Joan Capaldi was vacuuming the living room of her Seneca Falls home when she felt something on her shoulder. She turned around, but there was no one there. She sensed, however, that God was giving her instructions.
"God spoke to me, but not like you and I are speaking. I didn’t hear it. I felt it," she recently told the Catholic Courier. "I felt God wanted me to go ahead and get a cancer thing going."
As a result of that request, Capaldi helped plan and host a pair of prayer services in Waterloo and Seneca Falls for patients and caregivers dealing with cancer, Alzheimer’s disease and dementia. That was two years ago, and the services were so well-received that St. Francis and St. Clare Parish is planning to host a pair of similar prayer services this fall, according to Lena Shipley, pastoral associate at the parish.
"From one parishioner’s inspiration it just blossomed into a beautiful, simple encounter with the Lord," she said.
St. Francis and St. Clare will hold a prayer service for patients, families and caregivers dealing with Alzheimer’s or dementia at 2 p.m. Sept. 8 at St. Patrick Church, which is located at 97 W. Bayard St. in Seneca Falls. The parish will hold a prayer service for cancer patients and their families and caregivers at 2:30 p.m. Oct. 6 at St. Mary Church, which is located at 35 Center St. in Waterloo. Each prayer service will include prayer, Scripture readings, songs and a guided meditation specific to either cancer or Alzheimer’s and dementia.
"I really do think (the services) are one of a kind. They are really powerful.

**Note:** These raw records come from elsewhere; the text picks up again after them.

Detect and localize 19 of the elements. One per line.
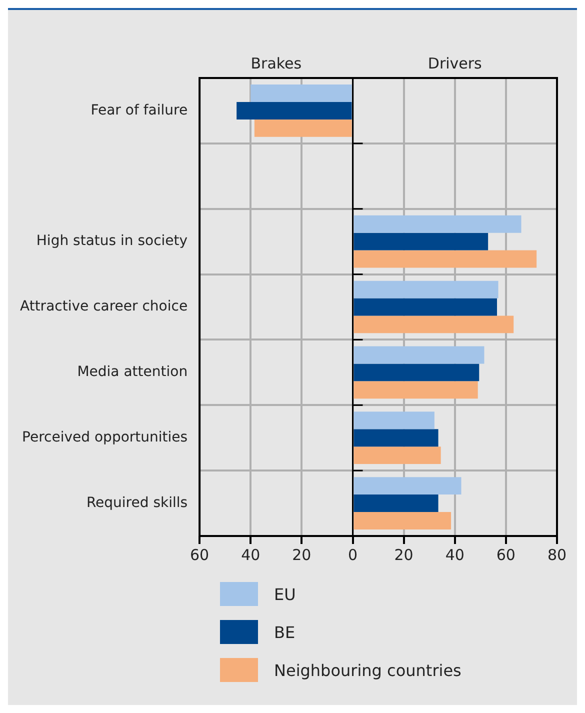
x-tick-label: 0	[348, 546, 358, 564]
x-tick-label: 20	[394, 546, 414, 564]
text: Brakes	[250, 54, 302, 72]
x-tick-label: 60	[190, 546, 210, 564]
x-tick-label: 80	[547, 546, 567, 564]
y-tick-label: Attractive career choice	[20, 298, 188, 315]
y-tick-label: Required skills	[86, 494, 188, 511]
y-tick-label: Media attention	[77, 364, 188, 380]
x-tick-label: 60	[496, 546, 516, 564]
y-tick-label: Perceived opportunities	[22, 430, 188, 446]
y-tick-label: Fear of failure	[90, 102, 188, 118]
y-tick-label: High status in society	[36, 233, 188, 250]
x-tick-label: 20	[292, 546, 312, 564]
x-tick-label: 40	[445, 546, 464, 564]
legend-label: EU	[274, 584, 296, 604]
legend-label: BE	[274, 622, 296, 642]
x-tick-label: 40	[241, 546, 260, 564]
legend-label: Neighbouring countries	[274, 660, 462, 680]
text: Drivers	[428, 54, 482, 72]
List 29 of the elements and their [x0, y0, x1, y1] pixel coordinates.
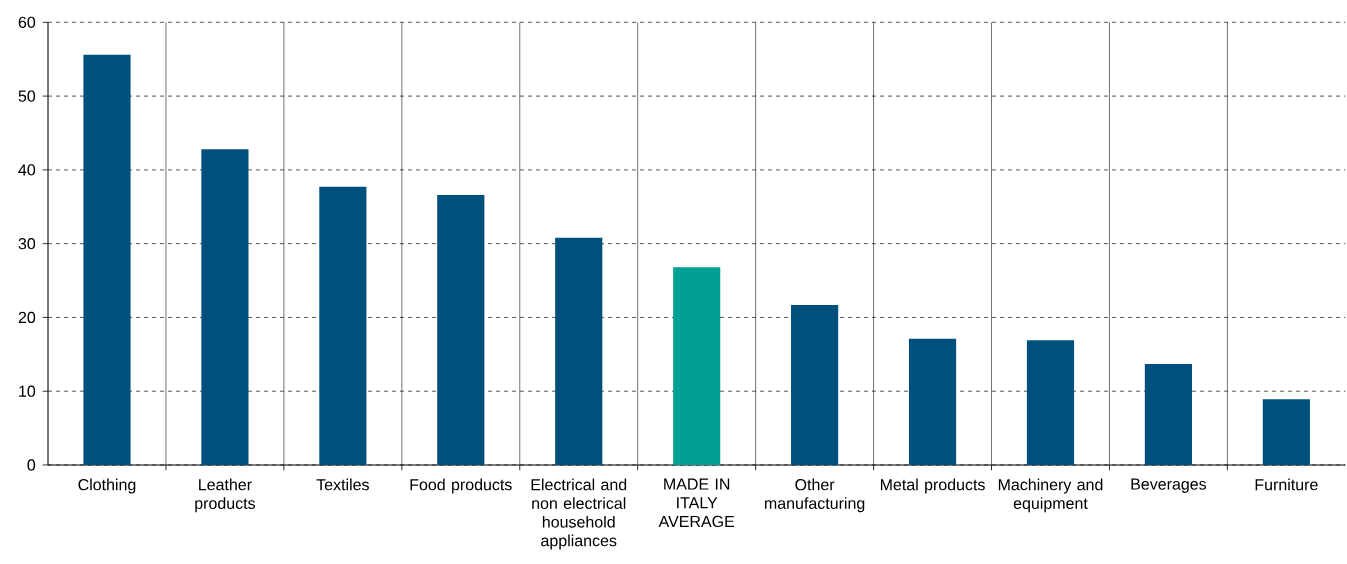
y-tick-label: 0 — [27, 459, 36, 471]
x-tick-label: Electrical and non electrical household appliances — [531, 478, 627, 550]
x-tick-label: Food products — [410, 478, 512, 494]
bar — [1026, 340, 1075, 465]
bar — [1262, 399, 1310, 465]
y-tick-label: 50 — [18, 90, 36, 102]
x-tick-label: Clothing — [78, 478, 136, 494]
x-tick-label: Textiles — [316, 478, 369, 491]
x-tick-label: MADE IN ITALY AVERAGE — [658, 478, 735, 528]
bar — [555, 237, 603, 465]
y-tick-label: 10 — [19, 385, 36, 397]
x-tick-label: Metal products — [880, 478, 985, 494]
bar — [791, 304, 839, 465]
y-tick-label: 60 — [18, 16, 36, 28]
bar — [673, 267, 721, 465]
x-tick-label: Machinery and equipment — [998, 478, 1103, 513]
x-tick-label: Leather products — [195, 478, 256, 513]
x-tick-label: Furniture — [1255, 478, 1318, 491]
x-tick-label: Other manufacturing — [764, 478, 865, 513]
y-tick-label: 20 — [18, 311, 36, 324]
y-tick-label: 40 — [18, 164, 36, 176]
y-tick-label: 30 — [18, 238, 36, 250]
bar — [201, 149, 249, 465]
bar — [908, 338, 957, 465]
bar — [437, 194, 485, 465]
bar — [319, 186, 367, 465]
x-tick-label: Beverages — [1131, 478, 1207, 493]
bar — [83, 54, 131, 465]
bar — [1144, 363, 1193, 465]
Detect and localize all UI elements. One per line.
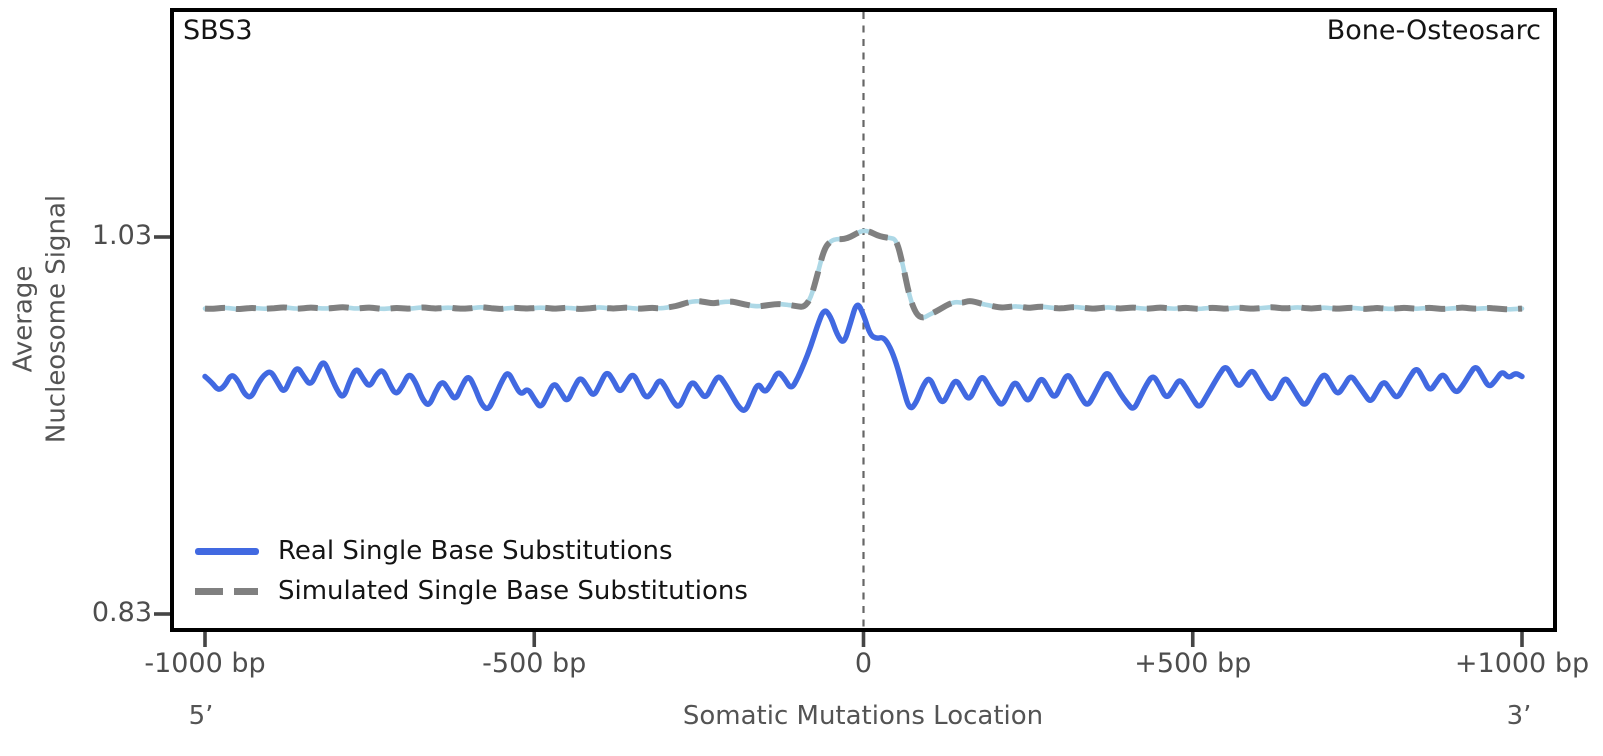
three-prime-label: 3’ — [1506, 701, 1532, 731]
legend-row-real: Real Single Base Substitutions — [195, 531, 748, 571]
legend-label-real: Real Single Base Substitutions — [278, 536, 673, 566]
x-tick-label: -500 bp — [482, 648, 587, 679]
x-tick-label: +500 bp — [1134, 648, 1252, 679]
five-prime-label: 5’ — [188, 701, 214, 731]
legend-label-simulated: Simulated Single Base Substitutions — [278, 576, 748, 606]
simulated-series-line — [204, 227, 1523, 321]
x-tick-label: 0 — [854, 648, 873, 679]
x-tick-label: -1000 bp — [144, 648, 266, 679]
real-series-line — [202, 302, 1525, 413]
signature-label: SBS3 — [183, 15, 253, 46]
y-tick-label: 0.83 — [91, 597, 152, 628]
simulated-line-swatch-icon — [195, 587, 259, 595]
legend-row-simulated: Simulated Single Base Substitutions — [195, 571, 748, 611]
x-tick-label: +1000 bp — [1454, 648, 1590, 679]
x-axis-label: Somatic Mutations Location — [682, 701, 1044, 731]
y-tick-label: 1.03 — [91, 220, 152, 251]
plot-border — [170, 8, 1557, 632]
cancer-type-label: Bone-Osteosarc — [1326, 15, 1541, 46]
real-line-swatch-icon — [195, 547, 259, 555]
legend: Real Single Base Substitutions Simulated… — [195, 531, 748, 611]
axis-tick-marks — [154, 235, 1524, 647]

We’ve got it on our schedule this year and I’m really thrilled," Shipley added.
After Capaldi was inspired to look into starting a prayer service for cancer patients and their families two years ago, she called Father Jim Fennessy, pastor, and told him about her idea. She expected him to brush off her suggestion but he didn’t, she recalled.
"He said absolutely we can do this," Capaldi said.

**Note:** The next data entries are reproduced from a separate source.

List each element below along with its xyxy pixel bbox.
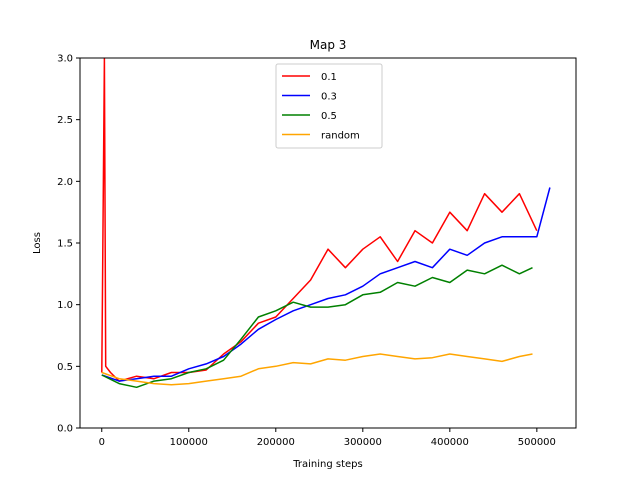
y-axis-ticks: 0.0 0.5 1.0 1.5 2.0 2.5 3.0 [57,54,80,435]
legend-label: 0.3 [321,92,337,103]
x-axis-label: Training steps [292,459,362,470]
x-tick-label: 500000 [518,437,556,448]
x-axis-ticks: 0 100000 200000 300000 400000 500000 [99,428,556,448]
y-axis-label: Loss [32,232,43,254]
legend-label: 0.1 [321,72,337,83]
series-line-0 [101,58,538,382]
chart-title: Map 3 [310,38,347,52]
y-tick-label: 2.5 [57,115,73,126]
legend-label: random [321,131,360,142]
y-tick-label: 3.0 [57,54,73,65]
series-line-3 [101,353,533,386]
x-tick-label: 0 [99,437,105,448]
legend-box [275,63,383,149]
plot-area-frame [79,57,577,429]
x-tick-label: 400000 [431,437,469,448]
series-layer [101,58,551,389]
series-line-2 [101,264,533,389]
y-tick-label: 1.5 [57,239,73,250]
x-tick-label: 200000 [257,437,295,448]
x-tick-label: 300000 [344,437,382,448]
y-tick-label: 2.0 [57,177,73,188]
y-tick-label: 0.0 [57,424,73,435]
legend: 0.1 0.3 0.5 random [275,63,383,149]
y-tick-label: 1.0 [57,300,73,311]
legend-label: 0.5 [321,111,337,122]
series-line-1 [101,187,551,382]
x-tick-label: 100000 [170,437,208,448]
y-tick-label: 0.5 [57,362,73,373]
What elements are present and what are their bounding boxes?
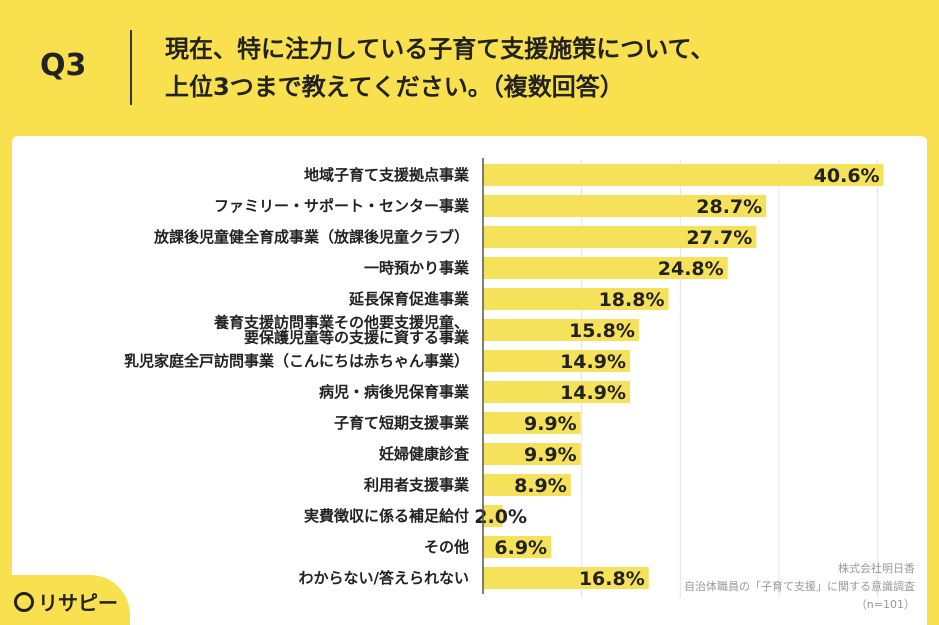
value-label-1: 40.6% <box>814 165 880 187</box>
category-label-11-line-1: 利用者支援事業 <box>364 476 470 494</box>
value-label-14: 16.8% <box>579 568 645 590</box>
category-label-7: 乳児家庭全戸訪問事業（こんにちは赤ちゃん事業） <box>124 352 469 370</box>
bar-14 <box>483 567 649 589</box>
risapy-logo: リサピー <box>0 575 130 625</box>
category-label-1-line-1: 地域子育て支援拠点事業 <box>304 166 470 184</box>
logo-text: リサピー <box>14 587 118 616</box>
bar-13 <box>483 536 552 558</box>
bar-1 <box>483 164 884 186</box>
question-title: 現在、特に注力している子育て支援施策について、 上位3つまで教えてください。（複… <box>165 30 905 106</box>
category-label-2-line-1: ファミリー・サポート・センター事業 <box>214 197 470 215</box>
category-label-5: 延長保育促進事業 <box>348 290 470 308</box>
category-label-8-line-1: 病児・病後児保育事業 <box>319 383 470 401</box>
category-label-13-line-1: その他 <box>424 538 469 556</box>
category-label-5-line-1: 延長保育促進事業 <box>348 290 470 308</box>
value-label-3: 27.7% <box>686 227 752 249</box>
category-label-10-line-1: 妊婦健康診査 <box>379 445 470 463</box>
bar-7 <box>483 350 631 372</box>
category-label-8: 病児・病後児保育事業 <box>319 383 470 401</box>
category-label-6-line-2: 要保護児童等の支援に資する事業 <box>244 329 470 347</box>
bar-10 <box>483 443 581 465</box>
question-title-line-1: 現在、特に注力している子育て支援施策について、 <box>165 35 715 63</box>
bar-12 <box>483 505 503 527</box>
source-sample: （n=101） <box>855 598 915 611</box>
category-label-2: ファミリー・サポート・センター事業 <box>214 197 470 215</box>
category-label-9-line-1: 子育て短期支援事業 <box>334 414 470 432</box>
category-label-4-line-1: 一時預かり事業 <box>364 259 470 277</box>
source-note: 株式会社明日香 自治体職員の「子育て支援」に関する意識調査 （n=101） <box>684 560 915 614</box>
category-label-10: 妊婦健康診査 <box>379 445 470 463</box>
category-label-12-line-1: 実費徴収に係る補足給付 <box>304 507 469 525</box>
value-label-5: 18.8% <box>599 289 665 311</box>
question-number: Q3 <box>40 48 87 83</box>
category-label-1: 地域子育て支援拠点事業 <box>304 166 470 184</box>
bar-4 <box>483 257 728 279</box>
logo-label: リサピー <box>38 591 118 615</box>
category-label-6: 養育支援訪問事業その他要支援児童、要保護児童等の支援に資する事業 <box>213 314 470 347</box>
category-label-14-line-1: わからない/答えられない <box>299 569 469 587</box>
chart-card: 40.6% 地域子育て支援拠点事業 28.7% ファミリー・サポート・センター事業 27… <box>12 136 927 625</box>
value-label-9: 9.9% <box>524 413 577 435</box>
category-label-9: 子育て短期支援事業 <box>334 414 470 432</box>
title-divider <box>130 30 132 105</box>
category-label-3: 放課後児童健全育成事業（放課後児童クラブ） <box>153 228 469 246</box>
value-label-13: 6.9% <box>494 537 547 559</box>
value-label-4: 24.8% <box>658 258 724 280</box>
category-label-13: その他 <box>424 538 469 556</box>
value-label-8: 14.9% <box>560 382 626 404</box>
bar-2 <box>483 195 767 217</box>
bar-11 <box>483 474 571 496</box>
category-label-11: 利用者支援事業 <box>364 476 470 494</box>
category-label-3-line-1: 放課後児童健全育成事業（放課後児童クラブ） <box>153 228 469 246</box>
question-title-line-2: 上位3つまで教えてください。（複数回答） <box>165 73 624 101</box>
category-label-7-line-1: 乳児家庭全戸訪問事業（こんにちは赤ちゃん事業） <box>124 352 469 370</box>
bar-6 <box>483 319 639 341</box>
value-label-11: 8.9% <box>514 475 567 497</box>
bar-3 <box>483 226 757 248</box>
source-survey: 自治体職員の「子育て支援」に関する意識調査 <box>684 580 915 593</box>
value-label-10: 9.9% <box>524 444 577 466</box>
bar-5 <box>483 288 669 310</box>
value-label-12: 2.0% <box>474 506 527 528</box>
bar-8 <box>483 381 631 403</box>
category-label-4: 一時預かり事業 <box>364 259 470 277</box>
source-company: 株式会社明日香 <box>838 562 915 575</box>
bar-9 <box>483 412 581 434</box>
value-label-6: 15.8% <box>569 320 635 342</box>
category-label-14: わからない/答えられない <box>299 569 469 587</box>
value-label-2: 28.7% <box>696 196 762 218</box>
category-label-6-line-1: 養育支援訪問事業その他要支援児童、 <box>213 314 469 332</box>
bar-chart: 40.6% 地域子育て支援拠点事業 28.7% ファミリー・サポート・センター事業 27… <box>124 158 884 598</box>
category-label-12: 実費徴収に係る補足給付 <box>304 507 469 525</box>
logo-pin-icon <box>14 592 34 612</box>
value-label-7: 14.9% <box>560 351 626 373</box>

Capaldi, Shipley and Father Fennessy put their heads together and came up with an outline they thought the prayer service should follow. The resulting service began with a gathering song, followed by a welcome, an opening prayer, a Psalm and a reading from the Gospel. A cancer survivor shared a personal testimonial about relying on faith during trying times and then Shipley read a guided meditation that she’d written from the point of view of a cancer patient. She based the meditation on the New Testament story of a woman afflicted by a hemorrhage who believed she would be healed if she could just touch Jesus. Shipley likened the woman’s situation to that of cancer patients encountering Jesus in the contemporary world, she said.

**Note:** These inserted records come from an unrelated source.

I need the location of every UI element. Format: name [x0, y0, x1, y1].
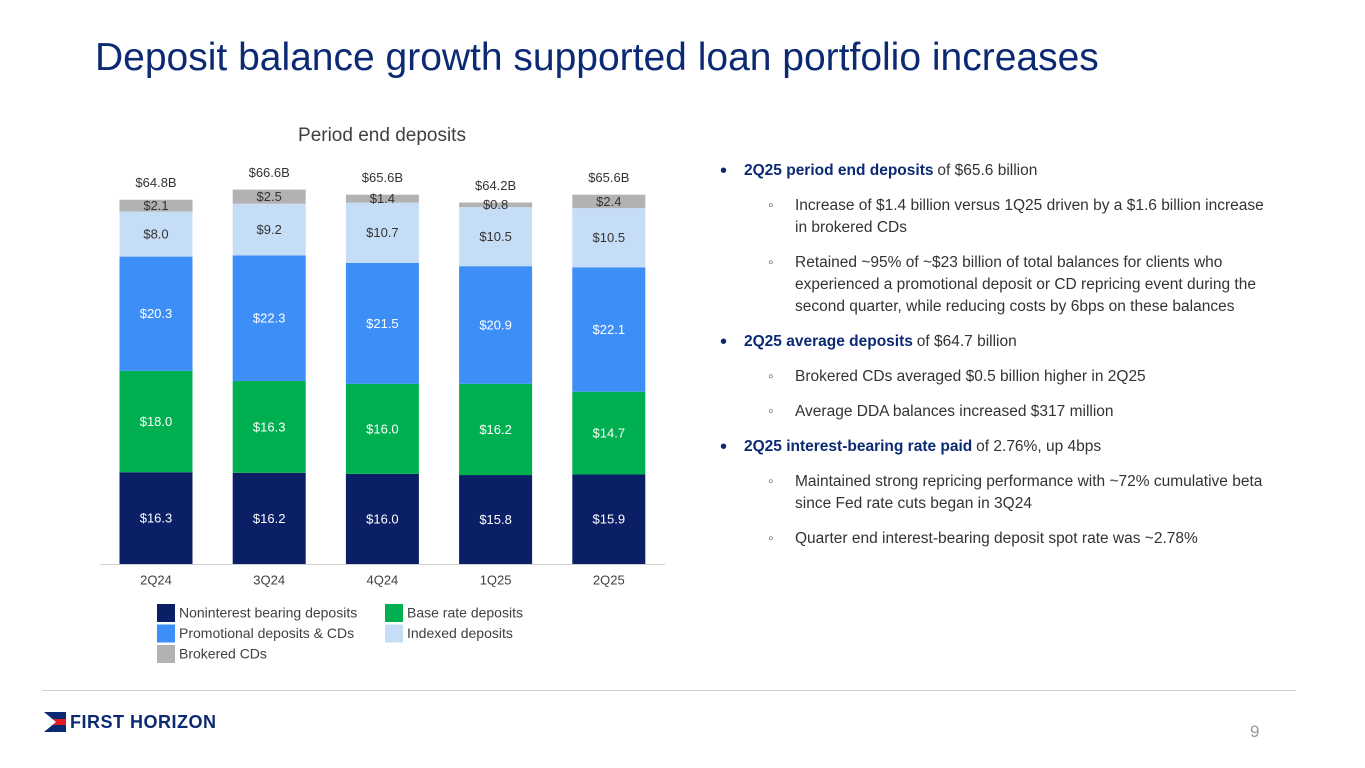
bar-segment — [232, 472, 306, 564]
bar-segment — [232, 255, 306, 382]
data-label: $10.5 — [593, 230, 626, 245]
footer-divider — [42, 690, 1296, 691]
x-tick-label: 1Q25 — [480, 572, 512, 587]
sub-bullet: Brokered CDs averaged $0.5 billion highe… — [720, 366, 1280, 388]
data-label: $15.8 — [479, 512, 512, 527]
bar-segment — [459, 266, 533, 384]
bar-segment — [572, 267, 646, 392]
bar-segment — [119, 199, 193, 212]
data-label: $14.7 — [593, 426, 626, 441]
bar-segment — [345, 262, 419, 384]
legend-swatch — [385, 604, 403, 622]
data-label: $22.3 — [253, 311, 286, 326]
data-label: $10.7 — [366, 225, 399, 240]
bullet-lead: 2Q25 interest-bearing rate paid — [744, 438, 973, 455]
total-label: $65.6B — [362, 170, 403, 185]
bar-segment — [459, 383, 533, 476]
bar-segment — [345, 202, 419, 263]
bar-segment — [345, 473, 419, 564]
bullet-text: of $64.7 billion — [916, 333, 1017, 350]
legend-label: Noninterest bearing deposits — [179, 605, 357, 621]
total-label: $64.8B — [135, 175, 176, 190]
bar-segment — [345, 383, 419, 474]
legend-swatch — [157, 645, 175, 663]
legend-label: Brokered CDs — [179, 646, 267, 662]
total-label: $64.2B — [475, 178, 516, 193]
legend-swatch — [157, 604, 175, 622]
data-label: $8.0 — [143, 227, 168, 242]
bar-segment — [119, 370, 193, 473]
data-label: $10.5 — [479, 229, 512, 244]
x-tick-label: 3Q24 — [253, 572, 285, 587]
data-label: $1.4 — [370, 191, 395, 206]
sub-bullet: Average DDA balances increased $317 mill… — [720, 401, 1280, 423]
sub-bullet: Retained ~95% of ~$23 billion of total b… — [720, 252, 1280, 318]
legend-swatch — [385, 624, 403, 643]
data-label: $2.4 — [596, 194, 621, 209]
bar-segment — [119, 472, 193, 564]
bullet-text: of $65.6 billion — [937, 162, 1038, 179]
data-label: $16.0 — [366, 511, 399, 526]
page-number: 9 — [1250, 722, 1260, 741]
data-label: $2.5 — [257, 189, 282, 204]
logo-flag — [44, 712, 66, 732]
bar-segment — [119, 211, 193, 257]
x-tick-label: 4Q24 — [366, 572, 398, 587]
data-label: $21.5 — [366, 316, 399, 331]
bar-segment — [459, 475, 533, 564]
chart: Period end deposits $16.3 $18.0 $20.3 $8.0 $… — [100, 125, 665, 663]
legend-swatch — [157, 624, 175, 643]
sub-bullet: Quarter end interest-bearing deposit spo… — [720, 528, 1280, 550]
data-label: $16.3 — [140, 511, 173, 526]
chart-title: Period end deposits — [298, 125, 466, 146]
legend-label: Base rate deposits — [407, 605, 523, 621]
logo: FIRST HORIZON — [44, 710, 217, 734]
bar-segment — [119, 256, 193, 371]
slide-title: Deposit balance growth supported loan po… — [95, 36, 1099, 79]
bar-segment — [572, 208, 646, 268]
data-label: $20.3 — [140, 306, 173, 321]
bar-segment — [232, 203, 306, 256]
bar-segment — [232, 189, 306, 204]
bar-segment — [572, 474, 646, 564]
data-label: $9.2 — [257, 222, 282, 237]
data-label: $20.9 — [479, 317, 512, 332]
data-label: $2.1 — [143, 198, 168, 213]
logo-text: FIRST HORIZON — [70, 711, 217, 732]
total-label: $65.6B — [588, 170, 629, 185]
data-label: $22.1 — [593, 322, 626, 337]
legend-label: Indexed deposits — [407, 625, 513, 641]
x-tick-label: 2Q25 — [593, 572, 625, 587]
data-label: $16.0 — [366, 421, 399, 436]
bar-segment — [572, 194, 646, 209]
x-tick-label: 2Q24 — [140, 572, 172, 587]
bar-segment — [232, 381, 306, 473]
bar-segment — [345, 194, 419, 203]
sub-bullet: Maintained strong repricing performance … — [720, 471, 1280, 515]
bar-segment — [572, 391, 646, 475]
data-label: $16.2 — [479, 422, 512, 437]
bullet-lead: 2Q25 average deposits — [744, 333, 913, 350]
bullet-text: of 2.76%, up 4bps — [976, 438, 1102, 455]
total-label: $66.6B — [249, 165, 290, 180]
bullet-lead: 2Q25 period end deposits — [744, 162, 934, 179]
data-label: $16.3 — [253, 419, 286, 434]
data-label: $18.0 — [140, 414, 173, 429]
data-label: $16.2 — [253, 511, 286, 526]
sub-bullet: Increase of $1.4 billion versus 1Q25 dri… — [720, 195, 1280, 239]
bar-segment — [459, 207, 533, 267]
bar-segment — [459, 202, 533, 208]
data-label: $0.8 — [483, 197, 508, 212]
legend-label: Promotional deposits & CDs — [179, 625, 354, 641]
data-label: $15.9 — [593, 512, 626, 527]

After listening to the meditation, many in the church that day felt they’d truly encountered Jesus as well, Shipley added. After the meditation people were invited to come forward and write their prayer intentions in a book while the Litany of the Saints was sung. Father Fennessy then offered people the opportunity to receive anointing of the sick before closing the service with more prayer and song.
"People just walked away truly having encountered Jesus. The power flows from the sacrament and the guided meditation," Shipley said.
More than 100 people attended that prayer service, and even more probably would have come if they’d known what a powerful experience it would be, she added. The service went so well that Shipley, Capaldi and Father Fennessy brainstormed to determine whether parishioners had other spiritual needs that might be met through similar prayer services. They identified Alzheimer’s and dementia and immediately began planning another prayer service.
"I think most families have been touched by (those conditions) in one way or another, either directly or indirectly," explained Father Fennessy, whose own father suffered from Alzheimer’s for many years and whose mother attended the service. "I think special situations like that call for it. They affect one’s spirituality."
The second prayer service didn’t draw quite as many people, perhaps because those caring for people with Alzheimer’s or dementia often find it difficult to get out of the house and to church, he said. These caregivers and family members often are under a tremendous amount of stress, so this prayer service was just as much for them as it was for the patients, Shipley remarked. During the second prayer service Shipley read another guided meditation she’d written, this one from the perspective of someone with Alzheimer’s or dementia who thanks family members and caregivers for all their help despite the patient’s frequent silence.
"They also let their caregivers know, from the depths of that silence, that they have a new connection with God in their darkness and aloneness," Shipley said. "You could see (people) were visibly touched and it was a healing experience for them."
"It was very powerful. There were those who had tears," Father Fennessy added.